The New Engineer

Citation: This is article was published as Sharon Beder, 'Whoever pays the piper, calls the tune', Engineers Australia, September 1999, p. 60.

This is a final version submitted for publication. Minor editorial changes may have subsequently been made.

Sharon Beder's Other Publications

When the contract between John Laws and the banks was exposed recently, the question was raised of the neutrality and trustworthiness of media personalities and journalists who are paid, sponsored by, or receive perks from, private interests.

A similar question can be asked of scientists who receive funding or are employed by private interests. Can this influence their expert opinion? Can scientific results be bought in the way that media opinion can be bought? Occasionally this sort of purchase of science comes to light, just as it does with the media.

The health and environmental effects of dioxin have been the subject of fierce debate for more than 20 years. Throughout the 1980s, the only generally agreed human effect of dioxin was chloracne, a skin disease that can be disfiguring but is not generally fatal. This was despite many studies undertaken during the late 1970s and 1980s indicating otherwise. Nevertheless, a handful of studies funded by Monsanto and BASF, which purported to show no health effects from dioxin exposure, apart from chloracne, proved disproportionately influential.

Some of the Monsanto-funded studies have since been questioned as fraudulent. Monsanto conducted epidemiological studies in the mid-1980s of workers exposed in a 1949 accident at a Monsanto plant, where herbicides were being manufactured. At the time the studies were conducted, Monsanto faced having to pay out millions of dollars in lawsuits to Vietnam veterans and to its factory workers, who claimed that they were suffering ill effects from exposure to dioxin.

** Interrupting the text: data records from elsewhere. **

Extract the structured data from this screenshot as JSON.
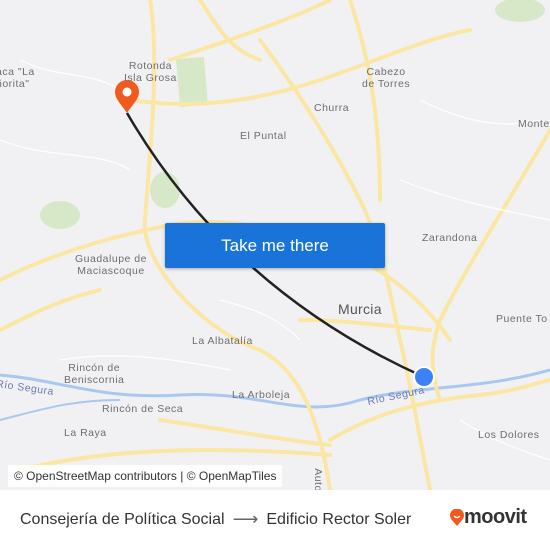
{
  "map": {
    "labels": [
      "Rotonda\nIsla Grosa",
      "aca \"La\nñorita\"",
      "Cabezo\nde Torres",
      "Churra",
      "El Puntal",
      "Monte",
      "Zarandona",
      "Guadalupe de\nMaciascoque",
      "Murcia",
      "Puente To",
      "La Albatalía",
      "Rincón de\nBeniscornia",
      "Río Segura",
      "Río Segura",
      "Rincón de Seca",
      "La Arboleja",
      "La Raya",
      "Los Dolores",
      "Auto"
    ],
    "attribution": "© OpenStreetMap contributors | © OpenMapTiles",
    "colors": {
      "road": "#fbe9a6",
      "route": "#222222",
      "origin_pin": "#f05a1e",
      "destination": "#3b82f6",
      "water": "#a9c8ef",
      "park": "#d4e6c5"
    }
  },
  "cta": {
    "label": "Take me there"
  },
  "footer": {
    "origin": "Consejería de Política Social",
    "arrow": "⟶",
    "destination": "Edificio Rector Soler",
    "brand": "moovit"
  }
}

Monsanto claimed that ther studies showed that exposure to dioxin caused no ill-effects apart from an increased risk of getting chloracne. Three of its studies were reported on or published in major prestigious scientific journals such as Scientific American, Science and the Journal of the American Medical Association (JAMA).

However Monsanto's studies were discredited some years later during a court case, when Monsanto's medical director admitted that Monsanto scientists: "had knowingly omitted five deaths from the exposed study group and had further reclassified four exposed workers as unexposed, in order to equalize the death rates in the exposed and unexposed workers. The exposed workers, Dr. Roush admitted, had 18 cancer deaths instead of the 9 deaths reported by Monsanto, an over-all cancer death rate 65 percent higher than the normal population rate."[1]

Medical records, obtained by Greenpeace, of thirty-seven of the exposed Monsanto workers studied for four years following the 1949 accident show that the workers suffered "aches, pain, fatigue, nervousness, loss of libido, irritability and other symptoms... active skin lesions, [and] definite patterns of psychological disorders" but that study officially reported only the skin lesions.[2]

A BASF study of workers exposed to dioxin in an industrial accident at a BASF chemical plant in Germany in 1953 was also found to have "presented the data in a way that disguised the cancers."[2] An epidemiologist hired by the workers found that two workers suffering from chloracne were placed in the low-exposure or non-exposed group whilst 20 plant supervisers, whom he claimed were not exposed, were included in the exposed group to dilute the results. If those 20 people had not been included in the exposed group, the study would have demonstrated a high incidence of cancer among the workers.[3]

A court case, filed in 1979 by Vietnam veterans and their families against Dow Chemical and other chemical manufacturers, was settled out of court in 1984 after the chemical companies tendered evidence of the Monsanto and BASF industry studies, which they claimed showed exposure to dioxin caused no long-term health effects apart from chloracne. Seven chemical companies agreed to pay $180 million to the veterans whilst denying that Agent Orange had caused their health complaints.

It seems that the folk widsom that observes "whoever pays the piper, calls the tune" applies just as well to areas of scientific research as it does to radio broadcasting.


References:

  1. Quoted in David Lapp, 'Defenders of Dioxin: The Corporate Campaign to Rehabilitate Dioxin', Multinational Monitor (October 1991), p. 12l.
  2. Lois Marie Gibbs and CCHW, Dying from Dioxin (Boston, MA: South End Press, 1995), pp.5-6.
  3. Peter Montague, 'Dioxins and Cancer: Fraudulent Studies', Rachel's Hazardous Waste News, No. 171 (1990).